I think your analogy betrays you: an AI wouldn’t need to have an actual DVD player to turn the ones and zeroes into an experience of the film, it would just need to know the right algorithm.
Let’s be clear here- you’re advocating an epistemically non-reductionist position, which should seem at least a little weird: if brains are made of atoms, why should the hanging questions of what an experience feels like be unanswerable from knowledge of the brain structure?
Let’s be clear here—I’m advocating no such thing. My position is firmly reductionist. Also, we’re talking about Mary, not an AI. That counterexample is completely immaterial and is basically shifting the goalposts, at least as I understand it.
Any experience is, basically, a firing of neurons. It’s not something that “emerges” from the firing of neurons; it is the firing of neurons, followed by the firing of other neurons that record the experience in one’s memory. What it feels like to be a bat is a fact about a bat brain. You neither have a bat brain nor have the capacity to simulate one; therefore, you cannot know what it feels like to be a bat. Mary has never had her red-seeing neurons fired; therefore, she does not know what red looks like.
If Mary were an advanced AI, she could reason as follows: “I understand the physics of red light. And I fully understand my visual apparatus. And I know that red would stimulate my visual censors by activiating neurons 2.839,834,843 and 1,2345. But I’m an AI, so I can just fire those neurons on my own. Aha! That’s what red looks like!” Mary obviously has no such capacity. Even if she knows everything about the visual system and the physics of red light, even if she knows precisely which neurons control seeing red, she cannot fire them manually. Neither can she modify her memory neurons to reflect an experience she has not had. Knowing what red looks like is a fact about Mary’s brain, and she cannot make her brain work that way without actually seeing red or having an electrode stimulate specific neurons. She’s only human.
Of course, she could rig some apparatus to her brain that would fire them for her. If we give her that option, it follows that knowing enough about red would in fact allow her to understand what red looks like without ever seeing it.
Doesn’t it follow that Mary, since she knows everything about color, must have both electrodes and the desire and ability to perform of a brain surgery on herself? There is a truly fabulous story, rkunyngvba ol grq puvnat in which the protagonist does this, but since it only happens half way through, I don’t want to spoil it.
I think your analogy betrays you: an AI wouldn’t need to have an actual DVD player to turn the ones and zeroes into an experience of the film, it would just need to know the right algorithm.
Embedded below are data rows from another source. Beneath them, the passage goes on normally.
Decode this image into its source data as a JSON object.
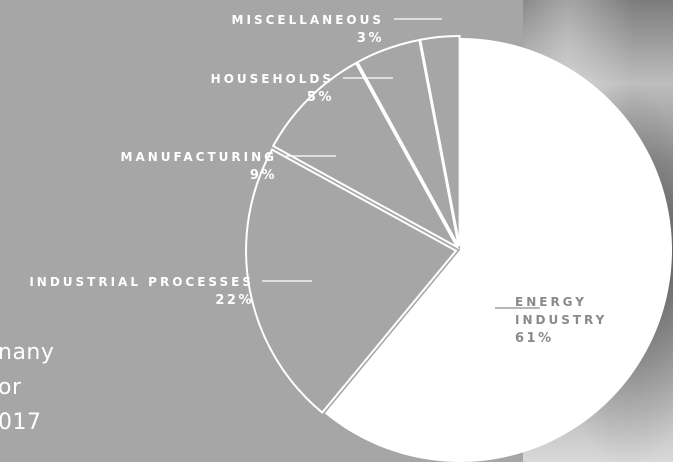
{
  "title_lines": [
    "nany",
    "or",
    "017"
  ],
  "colors": {
    "background": "#a6a6a6",
    "slice_fill_large": "#ffffff",
    "slice_outline": "#ffffff",
    "label_white": "#ffffff",
    "label_dark": "#8a8a8a"
  },
  "chart_data": {
    "type": "pie",
    "start_angle_deg": 0,
    "direction": "clockwise",
    "grid": false,
    "legend": "none",
    "slices": [
      {
        "label_lines": [
          "ENERGY",
          "INDUSTRY"
        ],
        "value": 61,
        "display": "61%",
        "style": "filled"
      },
      {
        "label_lines": [
          "INDUSTRIAL PROCESSES"
        ],
        "value": 22,
        "display": "22%",
        "style": "outline"
      },
      {
        "label_lines": [
          "MANUFACTURING"
        ],
        "value": 9,
        "display": "9%",
        "style": "outline"
      },
      {
        "label_lines": [
          "HOUSEHOLDS"
        ],
        "value": 5,
        "display": "5%",
        "style": "outline"
      },
      {
        "label_lines": [
          "MISCELLANEOUS"
        ],
        "value": 3,
        "display": "3%",
        "style": "outline"
      }
    ]
  }
}
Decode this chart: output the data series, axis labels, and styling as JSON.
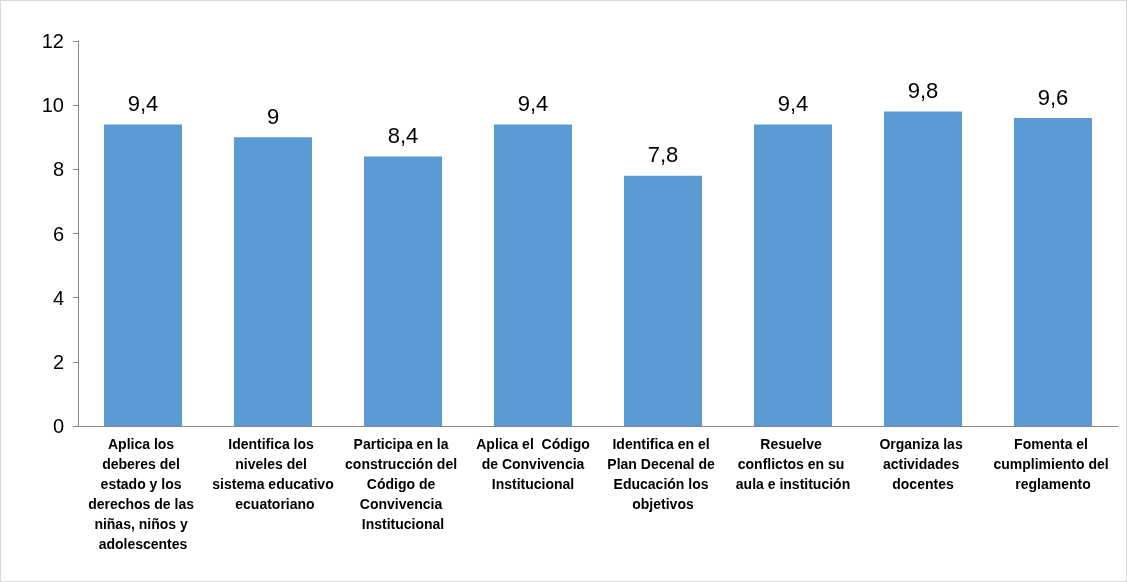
{
  "chart_data": {
    "type": "bar",
    "categories": [
      "Aplica los deberes del estado y los derechos de las niñas, niños y adolescentes",
      "Identifica los niveles del sistema educativo ecuatoriano",
      "Participa en la construcción del Código de Convivencia Institucional",
      "Aplica el  Código de Convivencia Institucional",
      "Identifica en el Plan Decenal de Educación los objetivos",
      "Resuelve conflictos en su aula e institución",
      "Organiza las actividades docentes",
      "Fomenta el cumplimiento del reglamento"
    ],
    "values": [
      9.4,
      9,
      8.4,
      9.4,
      7.8,
      9.4,
      9.8,
      9.6
    ],
    "value_labels": [
      "9,4",
      "9",
      "8,4",
      "9,4",
      "7,8",
      "9,4",
      "9,8",
      "9,6"
    ],
    "color": "#5b9bd5",
    "ylim": [
      0,
      12
    ],
    "yticks": [
      0,
      2,
      4,
      6,
      8,
      10,
      12
    ]
  }
}
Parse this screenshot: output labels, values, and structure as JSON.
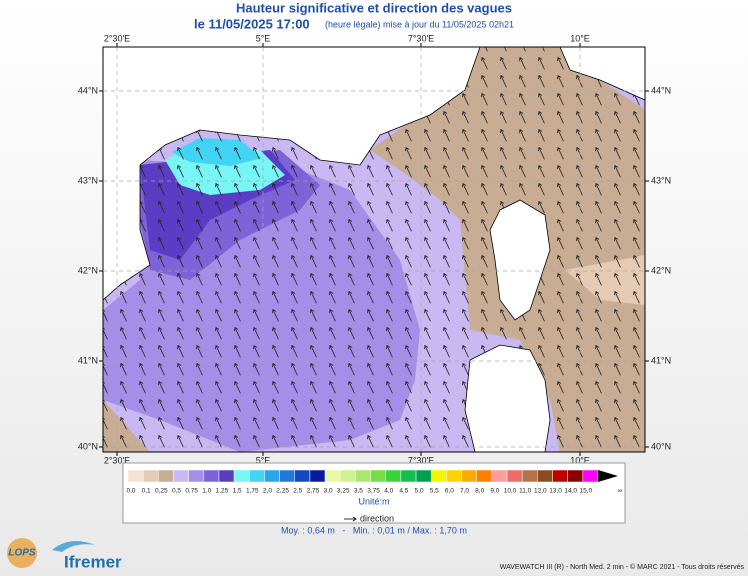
{
  "header": {
    "title": "Hauteur significative et direction des vagues",
    "date": "le 11/05/2025 17:00",
    "update": "(heure légale) mise à jour du 11/05/2025 02h21"
  },
  "map": {
    "lon_labels": [
      "2°30'E",
      "5°E",
      "7°30'E",
      "10°E"
    ],
    "lat_labels": [
      "44°N",
      "43°N",
      "42°N",
      "41°N",
      "40°N"
    ]
  },
  "legend": {
    "colors": [
      "#f6e2d2",
      "#e6cbb4",
      "#c8ad94",
      "#c9b8f2",
      "#a58ee8",
      "#7d62d8",
      "#5a3dc4",
      "#78f5f5",
      "#42d4f5",
      "#2aa6ea",
      "#1f7ad8",
      "#1548c2",
      "#0a1a9e",
      "#e8f7a8",
      "#cff290",
      "#a8e86c",
      "#78dc48",
      "#3cd23c",
      "#14bf50",
      "#00a050",
      "#f5f500",
      "#ffd400",
      "#ffaa00",
      "#ff8000",
      "#ff9c9c",
      "#f06a6a",
      "#b87048",
      "#8c4a1e",
      "#c00000",
      "#8c0000",
      "#ff00ff"
    ],
    "labels": [
      "0,0",
      "0,1",
      "0,25",
      "0,5",
      "0,75",
      "1,0",
      "1,25",
      "1,5",
      "1,75",
      "2,0",
      "2,25",
      "2,5",
      "2,75",
      "3,0",
      "3,25",
      "3,5",
      "3,75",
      "4,0",
      "4,5",
      "5,0",
      "5,5",
      "6,0",
      "7,0",
      "8,0",
      "9,0",
      "10,0",
      "11,0",
      "12,0",
      "13,0",
      "14,0",
      "15,0",
      "∞"
    ],
    "unit": "Unité:m",
    "direction": "direction"
  },
  "stats": "Moy. : 0,64 m   -   Min. : 0,01 m / Max. : 1,70 m",
  "footer": {
    "credit": "WAVEWATCH III (R) - North Med. 2 min - © MARC 2021 - Tous droits réservés",
    "logo_lops": "LOPS",
    "logo_ifremer": "Ifremer"
  }
}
Let’s be clear here- you’re advocating an epistemically non-reductionist position, which should seem at least a little weird: if brains are made of atoms, why should the hanging questions of what an experience feels like be unanswerable from knowledge of the brain structure?
Let’s be clear here—I’m advocating no such thing. My position is firmly reductionist. Also, we’re talking about Mary, not an AI. That counterexample is completely immaterial and is basically shifting the goalposts, at least as I understand it.
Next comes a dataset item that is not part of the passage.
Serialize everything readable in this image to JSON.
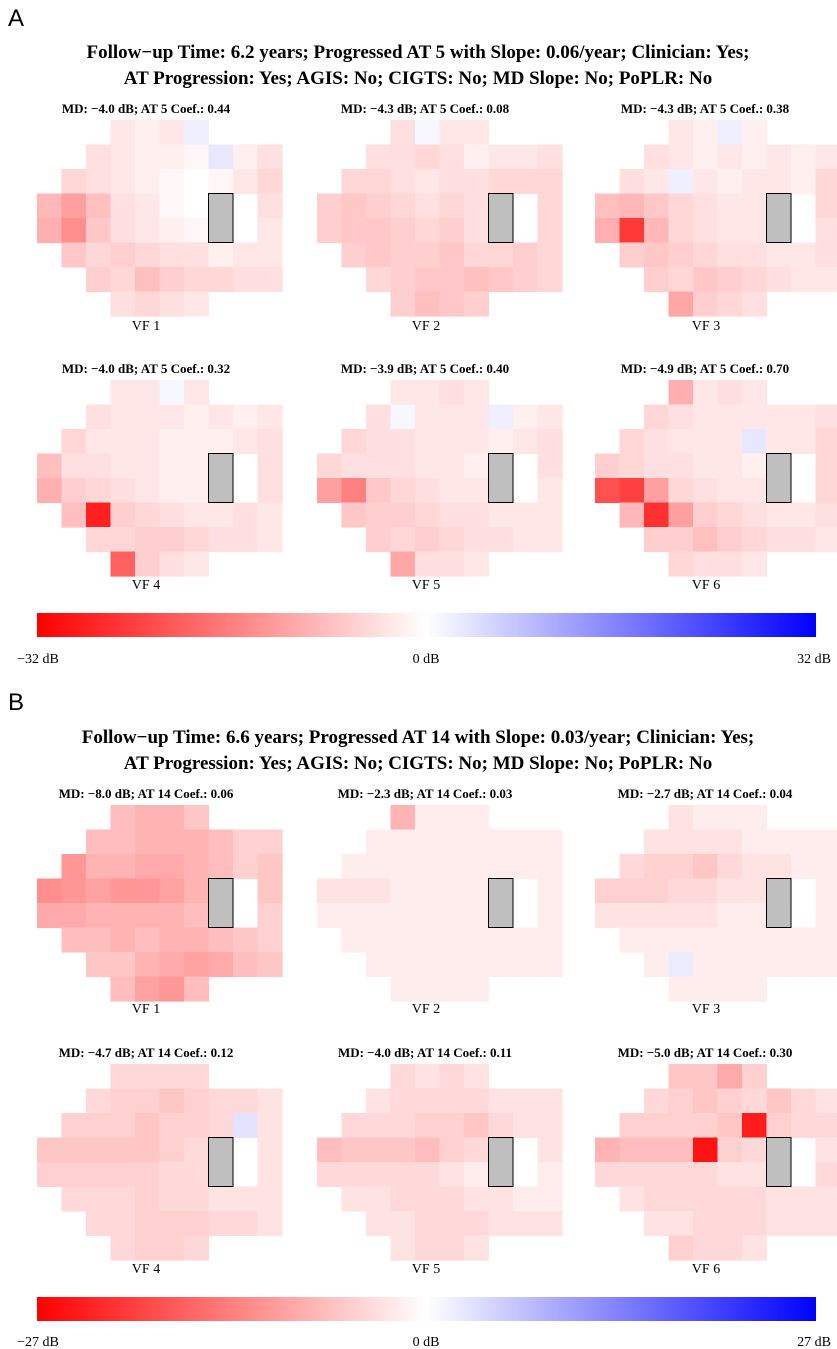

Any experience is, basically, a firing of neurons. It’s not something that “emerges” from the firing of neurons; it is the firing of neurons, followed by the firing of other neurons that record the experience in one’s memory. What it feels like to be a bat is a fact about a bat brain. You neither have a bat brain nor have the capacity to simulate one; therefore, you cannot know what it feels like to be a bat. Mary has never had her red-seeing neurons fired; therefore, she does not know what red looks like.
If Mary were an advanced AI, she could reason as follows: “I understand the physics of red light. And I fully understand my visual apparatus. And I know that red would stimulate my visual censors by activiating neurons 2.839,834,843 and 1,2345. But I’m an AI, so I can just fire those neurons on my own. Aha! That’s what red looks like!” Mary obviously has no such capacity. Even if she knows everything about the visual system and the physics of red light, even if she knows precisely which neurons control seeing red, she cannot fire them manually. Neither can she modify her memory neurons to reflect an experience she has not had. Knowing what red looks like is a fact about Mary’s brain, and she cannot make her brain work that way without actually seeing red or having an electrode stimulate specific neurons. She’s only human.
Of course, she could rig some apparatus to her brain that would fire them for her. If we give her that option, it follows that knowing enough about red would in fact allow her to understand what red looks like without ever seeing it.
Doesn’t it follow that Mary, since she knows everything about color, must have both electrodes and the desire and ability to perform of a brain surgery on herself? There is a truly fabulous story, rkunyngvba ol grq puvnat in which the protagonist does this, but since it only happens half way through, I don’t want to spoil it.
Once gain, Mary knows everything knowable by description only. Whether that amounts to everything simpliciter is the puzzle.
But you still haven’t explained why she would need to fire her own neurons. She doens;t need to photosynthesise to understand photosynthesis.